The rental industry has had a good year or two, compared to the rest of the American economy. Last year saw quite a bit of discussion about America’s rental boom, but where does the American rental market stand now?

First, rents are still rising, and are up 2.4% since early 2011.  That said, rental vacancy rates are flat year-over-year according to the US Census Bureau, although they did drop from the third quarter in 2011 to the fourth quarter (9.8% down to 9.4%).

Homeownership rates are down, which means demand for rental housing is up, as is the number of landlords. Nationwide, the homeownership rate is currently 66% (compared to an all-time high in 2004 of 69.2%), and the homeownership rate in the top 75 metropolitan areas is 64.6%.

There are two positive indicators about tenants’ ability to pay their rent: first, the unemployment rate is down from 9% in early 2011 to 8.3% in early 2012, which is good news (albeit still much higher than a healthy unemployment rate of 4-5%).

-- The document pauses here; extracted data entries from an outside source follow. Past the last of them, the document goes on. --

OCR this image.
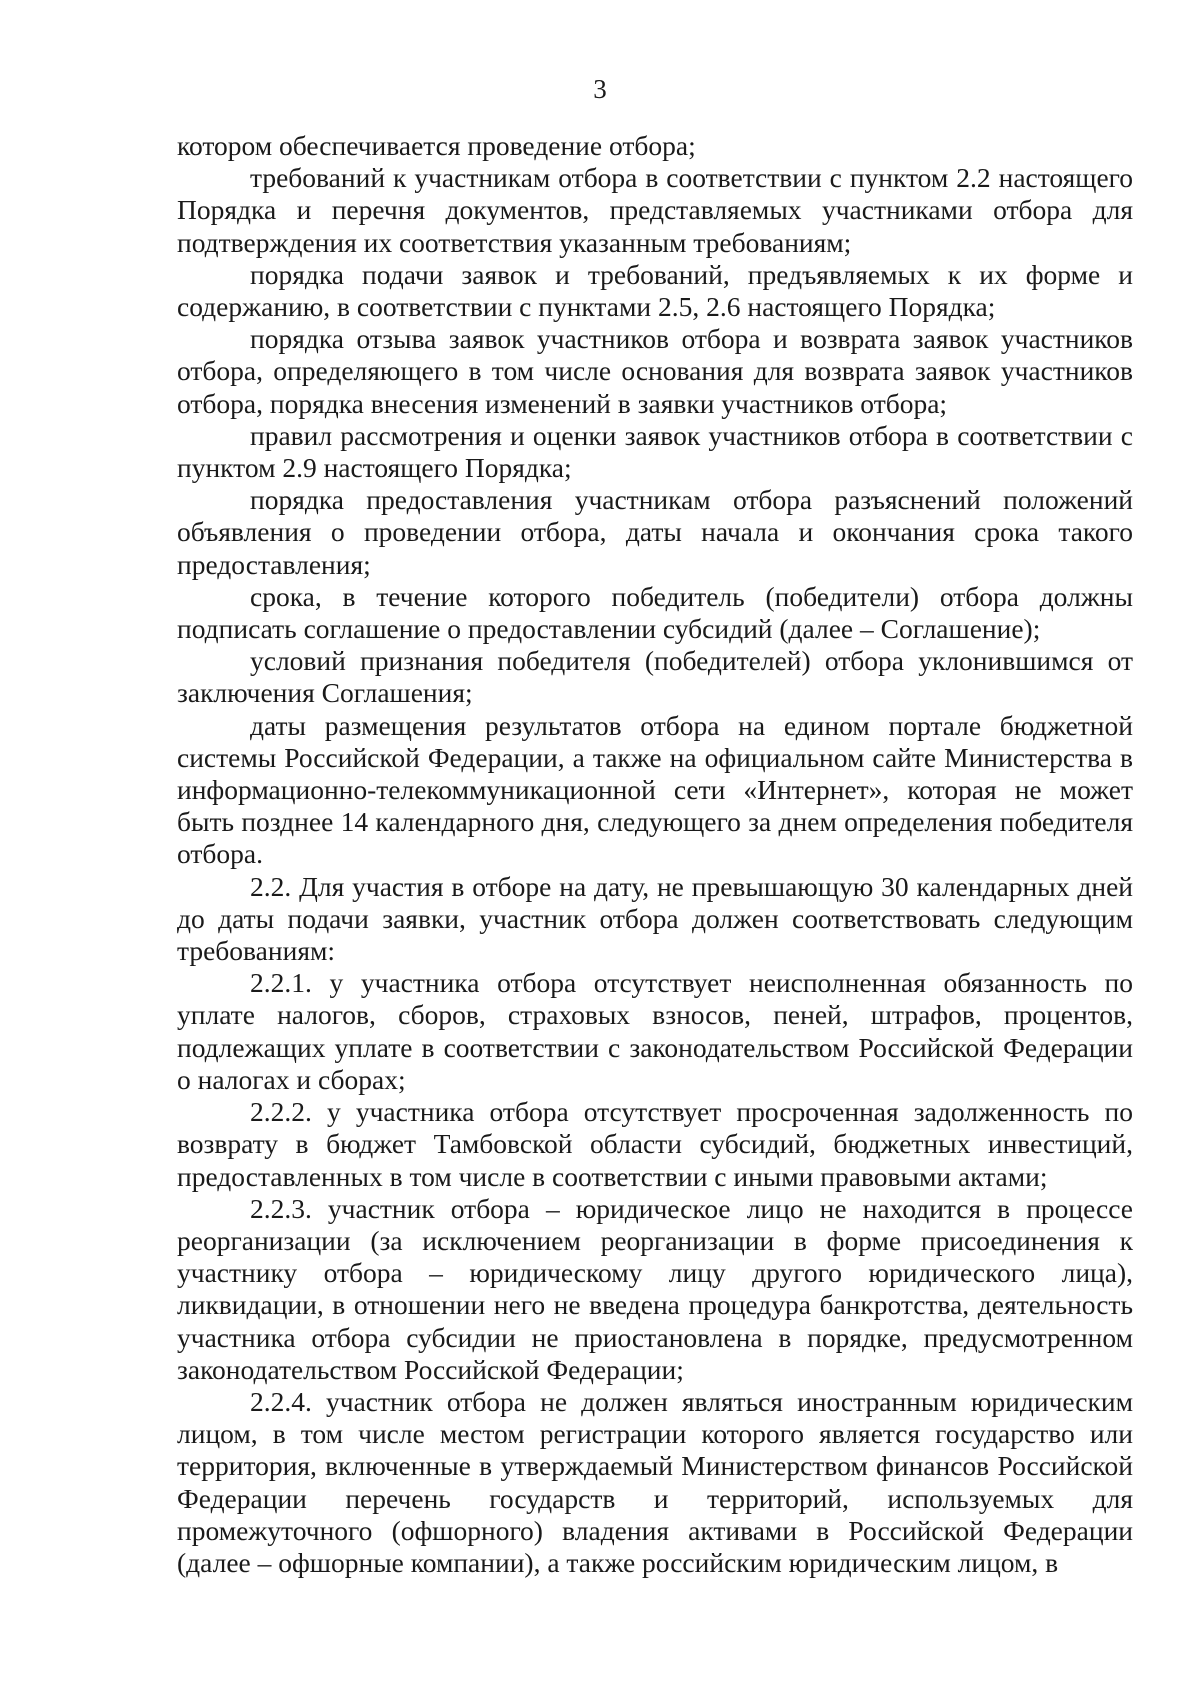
3

котором обеспечивается проведение отбора;

требований к участникам отбора в соответствии с пунктом 2.2 настоящего Порядка и перечня документов, представляемых участниками отбора для подтверждения их соответствия указанным требованиям;

порядка подачи заявок и требований, предъявляемых к их форме и содержанию, в соответствии с пунктами 2.5, 2.6 настоящего Порядка;

порядка отзыва заявок участников отбора и возврата заявок участников отбора, определяющего в том числе основания для возврата заявок участников отбора, порядка внесения изменений в заявки участников отбора;

правил рассмотрения и оценки заявок участников отбора в соответствии с пунктом 2.9 настоящего Порядка;

порядка предоставления участникам отбора разъяснений положений объявления о проведении отбора, даты начала и окончания срока такого предоставления;

срока, в течение которого победитель (победители) отбора должны подписать соглашение о предоставлении субсидий (далее – Соглашение);

условий признания победителя (победителей) отбора уклонившимся от заключения Соглашения;

даты размещения результатов отбора на едином портале бюджетной системы Российской Федерации, а также на официальном сайте Министерства в информационно-телекоммуникационной сети «Интернет», которая не может быть позднее 14 календарного дня, следующего за днем определения победителя отбора.

2.2. Для участия в отборе на дату, не превышающую 30 календарных дней до даты подачи заявки, участник отбора должен соответствовать следующим требованиям:

2.2.1. у участника отбора отсутствует неисполненная обязанность по уплате налогов, сборов, страховых взносов, пеней, штрафов, процентов, подлежащих уплате в соответствии с законодательством Российской Федерации о налогах и сборах;

2.2.2. у участника отбора отсутствует просроченная задолженность по возврату в бюджет Тамбовской области субсидий, бюджетных инвестиций, предоставленных в том числе в соответствии с иными правовыми актами;

2.2.3. участник отбора – юридическое лицо не находится в процессе реорганизации (за исключением реорганизации в форме присоединения к участнику отбора – юридическому лицу другого юридического лица), ликвидации, в отношении него не введена процедура банкротства, деятельность участника отбора субсидии не приостановлена в порядке, предусмотренном законодательством Российской Федерации;

2.2.4. участник отбора не должен являться иностранным юридическим лицом, в том числе местом регистрации которого является государство или территория, включенные в утверждаемый Министерством финансов Российской Федерации перечень государств и территорий, используемых для промежуточного (офшорного) владения активами в Российской Федерации (далее – офшорные компании), а также российским юридическим лицом, в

Second, foreclosures are down – over the last 12 months, the number of properties in foreclosure as dropped from 239,795 to 206,900. This decline should not be overstated however, as it is only an indirect measure of Americans’ ability to pay their housing bills, and includes extraneous factors such as the slow speed of the courts in handling foreclosure cases.

Despite the media angst about home prices supposedly still declining, actual home prices have been flat both month over month and year over year, at Zillow’s last figures from January 2012, with an average home sale price of $175,000.

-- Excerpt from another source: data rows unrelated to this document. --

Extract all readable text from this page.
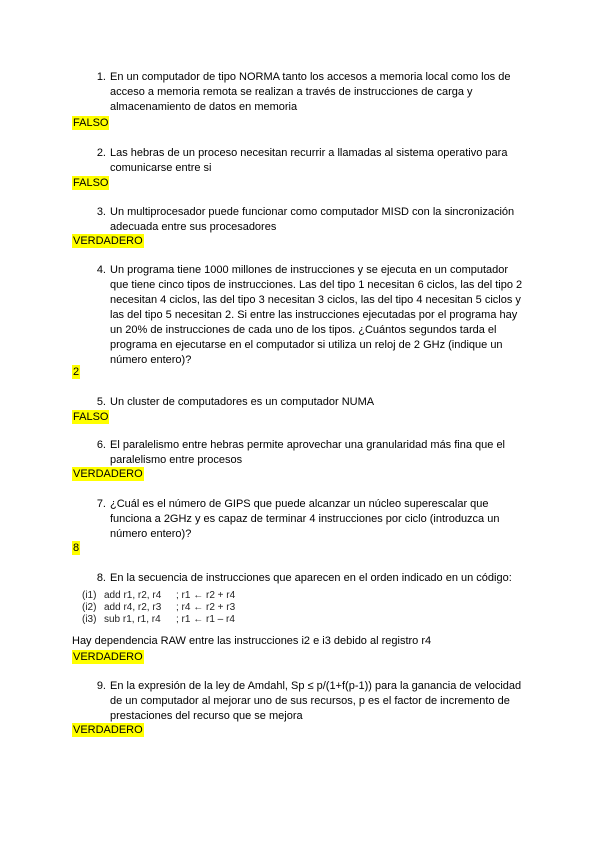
1. En un computador de tipo NORMA tanto los accesos a memoria local como los de
acceso a memoria remota se realizan a través de instrucciones de carga y
almacenamiento de datos en memoria
FALSO
2. Las hebras de un proceso necesitan recurrir a llamadas al sistema operativo para
comunicarse entre si
FALSO
3. Un multiprocesador puede funcionar como computador MISD con la sincronización
adecuada entre sus procesadores
VERDADERO
4. Un programa tiene 1000 millones de instrucciones y se ejecuta en un computador
que tiene cinco tipos de instrucciones. Las del tipo 1 necesitan 6 ciclos, las del tipo 2
necesitan 4 ciclos, las del tipo 3 necesitan 3 ciclos, las del tipo 4 necesitan 5 ciclos y
las del tipo 5 necesitan 2. Si entre las instrucciones ejecutadas por el programa hay
un 20% de instrucciones de cada uno de los tipos. ¿Cuántos segundos tarda el
programa en ejecutarse en el computador si utiliza un reloj de 2 GHz (indique un
número entero)?
2
5. Un cluster de computadores es un computador NUMA
FALSO
6. El paralelismo entre hebras permite aprovechar una granularidad más fina que el
paralelismo entre procesos
VERDADERO
7. ¿Cuál es el número de GIPS que puede alcanzar un núcleo superescalar que
funciona a 2GHz y es capaz de terminar 4 instrucciones por ciclo (introduzca un
número entero)?
8
8. En la secuencia de instrucciones que aparecen en el orden indicado en un código:
(i1) add r1, r2, r4 ; r1 ← r2 + r4
(i2) add r4, r2, r3 ; r4 ← r2 + r3
(i3) sub r1, r1, r4 ; r1 ← r1 – r4
Hay dependencia RAW entre las instrucciones i2 e i3 debido al registro r4
VERDADERO
9. En la expresión de la ley de Amdahl, Sp ≤ p/(1+f(p-1)) para la ganancia de velocidad
de un computador al mejorar uno de sus recursos, p es el factor de incremento de
prestaciones del recurso que se mejora
VERDADERO
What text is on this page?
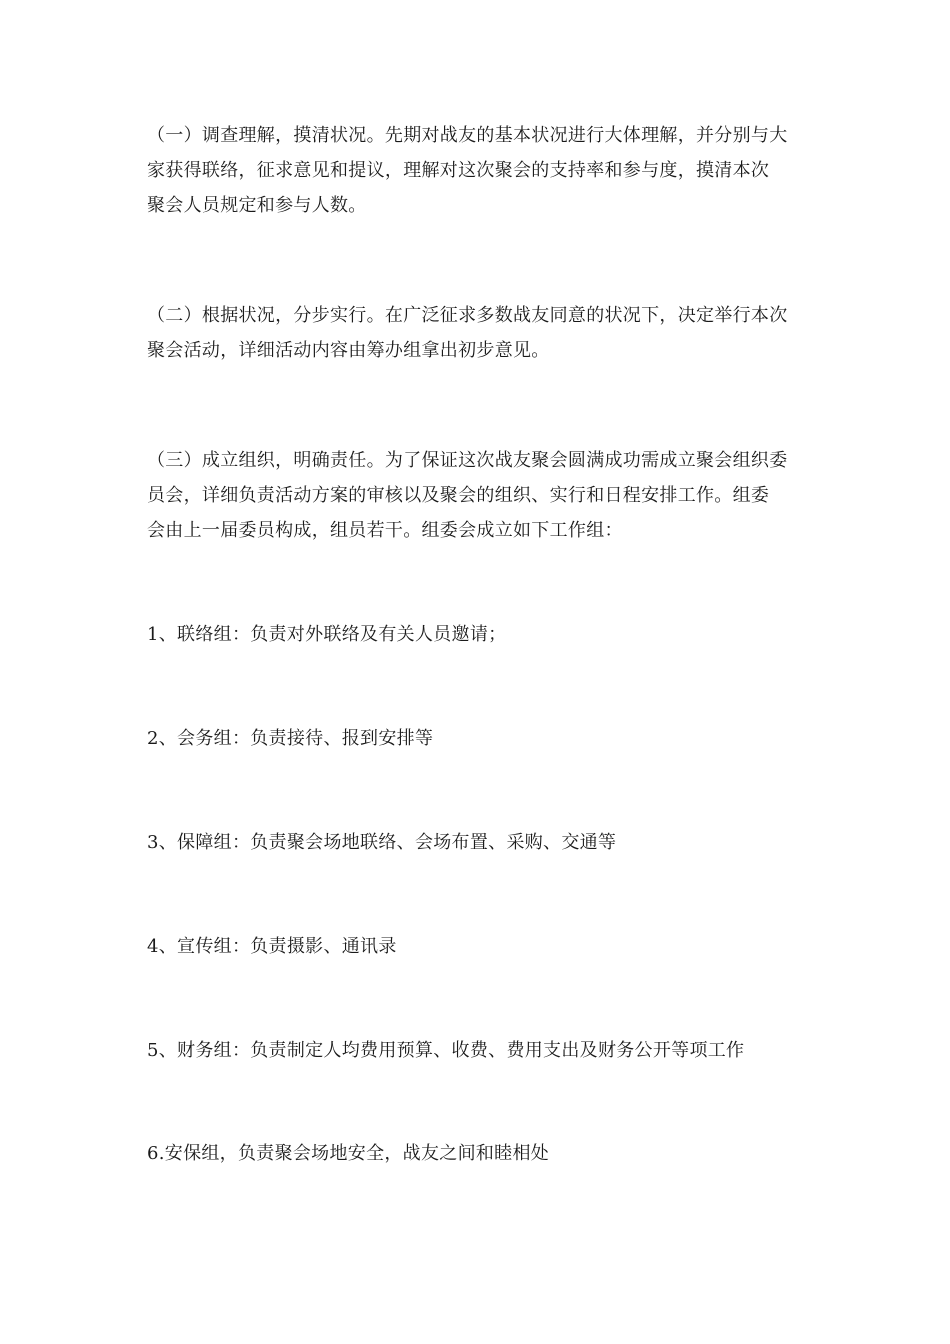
（一）调查理解，摸清状况。先期对战友的基本状况进行大体理解，并分别与大
家获得联络，征求意见和提议，理解对这次聚会的支持率和参与度，摸清本次
聚会人员规定和参与人数。

（二）根据状况，分步实行。在广泛征求多数战友同意的状况下，决定举行本次
聚会活动，详细活动内容由筹办组拿出初步意见。

（三）成立组织，明确责任。为了保证这次战友聚会圆满成功需成立聚会组织委
员会，详细负责活动方案的审核以及聚会的组织、实行和日程安排工作。组委
会由上一届委员构成，组员若干。组委会成立如下工作组：

1、联络组：负责对外联络及有关人员邀请；

2、会务组：负责接待、报到安排等

3、保障组：负责聚会场地联络、会场布置、采购、交通等

4、宣传组：负责摄影、通讯录

5、财务组：负责制定人均费用预算、收费、费用支出及财务公开等项工作

6.安保组，负责聚会场地安全，战友之间和睦相处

So what do these figures mean?

They mean that right now is a good time to be a landlord, and a good time to buy rental properties. Home prices have leveled out and are poised to start rising, interest rates remain low, rents are rising, and the demand for rental housing is increasing.

That is not to say that landlords have no risk at the moment. With the unemployment rate still high, there are higher-than-normal odds that tenants will default on their rent, putting landlords’ cash flow at risk. But there are increasing options for mitigating the risk of lost rental income, including insurance that covers rent payments, so that if a tenant defaults, the landlord will be reimbursed for lost rental income while working through the arduous eviction process. This type of rent default insurance is common internationally, in places like Britain and Australia, but has no tradition here in America.

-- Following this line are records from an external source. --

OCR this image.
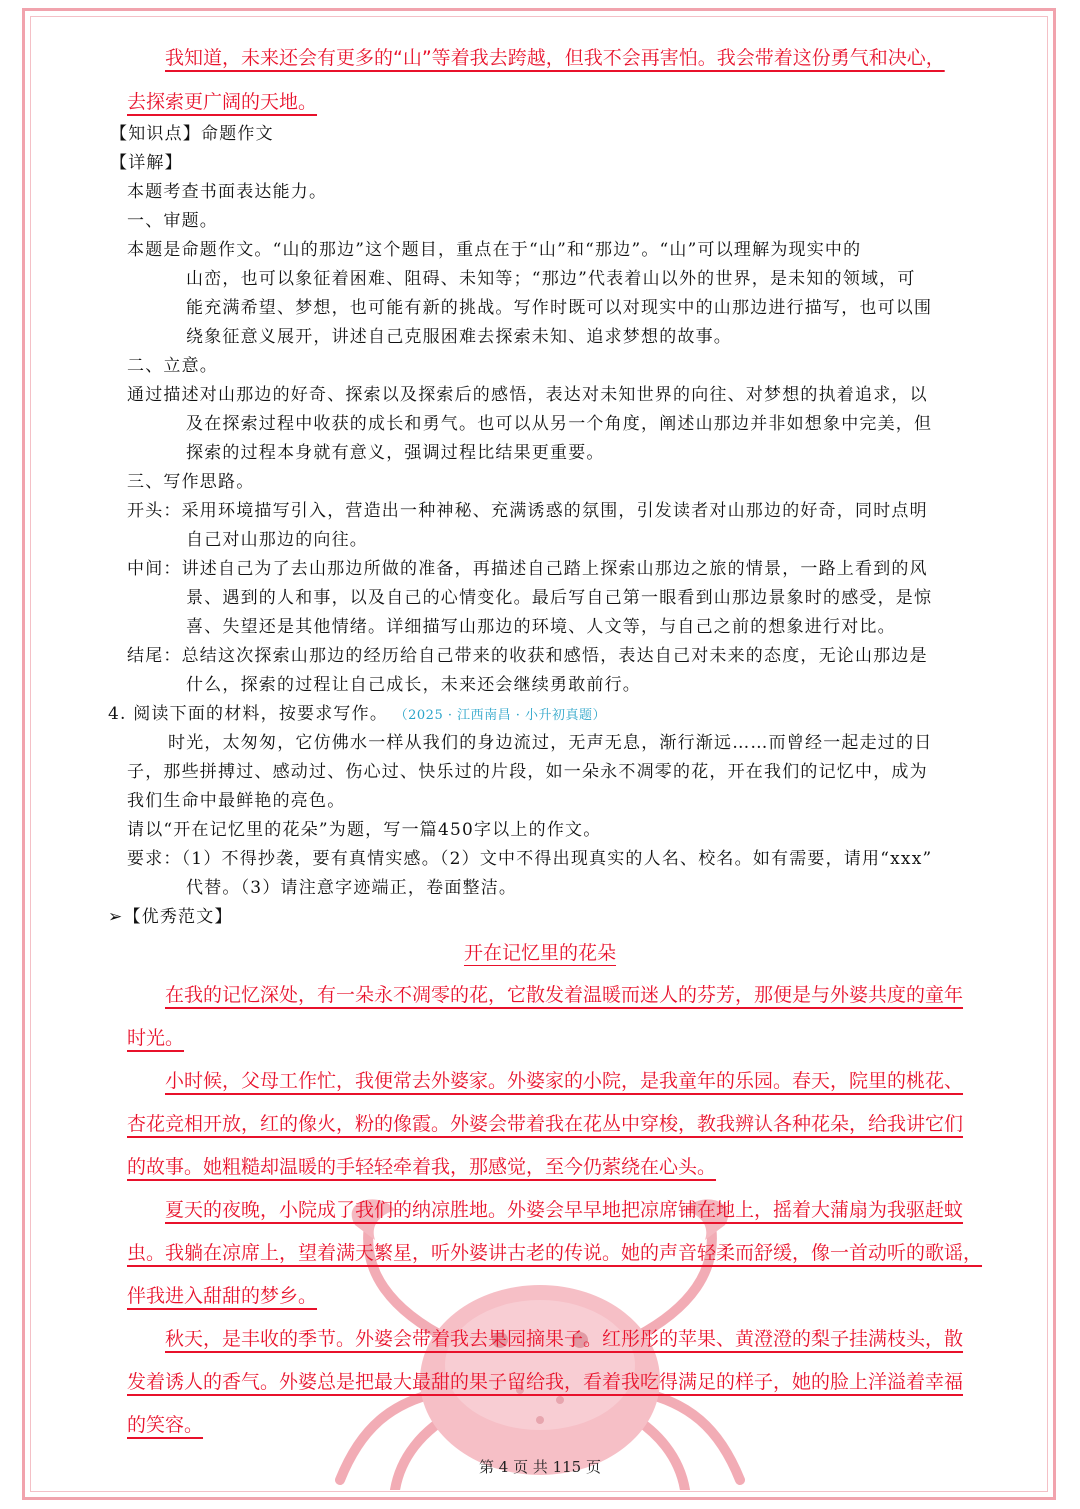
我知道，未来还会有更多的“山”等着我去跨越，但我不会再害怕。我会带着这份勇气和决心，
去探索更广阔的天地。
【知识点】命题作文
【详解】
本题考查书面表达能力。
一、审题。
本题是命题作文。“山的那边”这个题目，重点在于“山”和“那边”。“山”可以理解为现实中的
山峦，也可以象征着困难、阻碍、未知等；“那边”代表着山以外的世界，是未知的领域，可
能充满希望、梦想，也可能有新的挑战。写作时既可以对现实中的山那边进行描写，也可以围
绕象征意义展开，讲述自己克服困难去探索未知、追求梦想的故事。
二、立意。
通过描述对山那边的好奇、探索以及探索后的感悟，表达对未知世界的向往、对梦想的执着追求，以
及在探索过程中收获的成长和勇气。也可以从另一个角度，阐述山那边并非如想象中完美，但
探索的过程本身就有意义，强调过程比结果更重要。
三、写作思路。
开头：采用环境描写引入，营造出一种神秘、充满诱惑的氛围，引发读者对山那边的好奇，同时点明
自己对山那边的向往。
中间：讲述自己为了去山那边所做的准备，再描述自己踏上探索山那边之旅的情景，一路上看到的风
景、遇到的人和事，以及自己的心情变化。最后写自己第一眼看到山那边景象时的感受，是惊
喜、失望还是其他情绪。详细描写山那边的环境、人文等，与自己之前的想象进行对比。
结尾：总结这次探索山那边的经历给自己带来的收获和感悟，表达自己对未来的态度，无论山那边是
什么，探索的过程让自己成长，未来还会继续勇敢前行。
4. 阅读下面的材料，按要求写作。 （2025 · 江西南昌 · 小升初真题）
时光，太匆匆，它仿佛水一样从我们的身边流过，无声无息，渐行渐远……而曾经一起走过的日
子，那些拼搏过、感动过、伤心过、快乐过的片段，如一朵永不凋零的花，开在我们的记忆中，成为
我们生命中最鲜艳的亮色。
请以“开在记忆里的花朵”为题，写一篇450字以上的作文。
要求：（1）不得抄袭，要有真情实感。（2）文中不得出现真实的人名、校名。如有需要，请用“xxx”
代替。（3）请注意字迹端正，卷面整洁。
➢【优秀范文】
开在记忆里的花朵
在我的记忆深处，有一朵永不凋零的花，它散发着温暖而迷人的芬芳，那便是与外婆共度的童年
时光。
小时候，父母工作忙，我便常去外婆家。外婆家的小院，是我童年的乐园。春天，院里的桃花、
杏花竞相开放，红的像火，粉的像霞。外婆会带着我在花丛中穿梭，教我辨认各种花朵，给我讲它们
的故事。她粗糙却温暖的手轻轻牵着我，那感觉，至今仍萦绕在心头。
夏天的夜晚，小院成了我们的纳凉胜地。外婆会早早地把凉席铺在地上，摇着大蒲扇为我驱赶蚊
虫。我躺在凉席上，望着满天繁星，听外婆讲古老的传说。她的声音轻柔而舒缓，像一首动听的歌谣，
伴我进入甜甜的梦乡。
秋天，是丰收的季节。外婆会带着我去果园摘果子。红彤彤的苹果、黄澄澄的梨子挂满枝头，散
发着诱人的香气。外婆总是把最大最甜的果子留给我，看着我吃得满足的样子，她的脸上洋溢着幸福
的笑容。
第 4 页 共 115 页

The dropping unemployment rate and foreclosure rate, and the leveling real estate sales market, also have implications for the supply side of the market. Over the last five years, there’s been a much-discussed “reluctant landlord” phenomenon, in which would-be sellers have been forced to become landlords and rent out their property instead of selling. As prices level out and the unemployment rate drops, fewer people will be forced to become landlords, which means the increase in rental housing supply should slow. 

Furthermore, construction over the last two years has favored rental housing more than usual, although that too appears to be slowing. The number of housing starts for rental units dropped to 31,000 in the fourth quarter in 2011 (from 35,000 in the third quarter, and 35,000 a year before). The percentage of housing starts made up of rental units also dropped from a year earlier, down from 36.5% in the fourth quarter of 2010 to 31% in the fourth quarter of 2011. This suggests that developers believe the rental boom will ease off, but it also means the supply of rental housing will be expanding less rapidly.

Whether it happens this year or next, real estate prices will start rising again, as will interest rates over the next few years. Not a lot of people have extra cash sitting around right now, or perfect credit to be obtaining mortgages on rental properties, but for those who are able, this is a good market to invest. Look for neighborhoods that are poised to increase in homeownership (increasing numbers of artists and young professionals are good indicators), look for ways of protecting your cash flow, screen your tenants carefully, and enjoy this investor’s market while it lasts.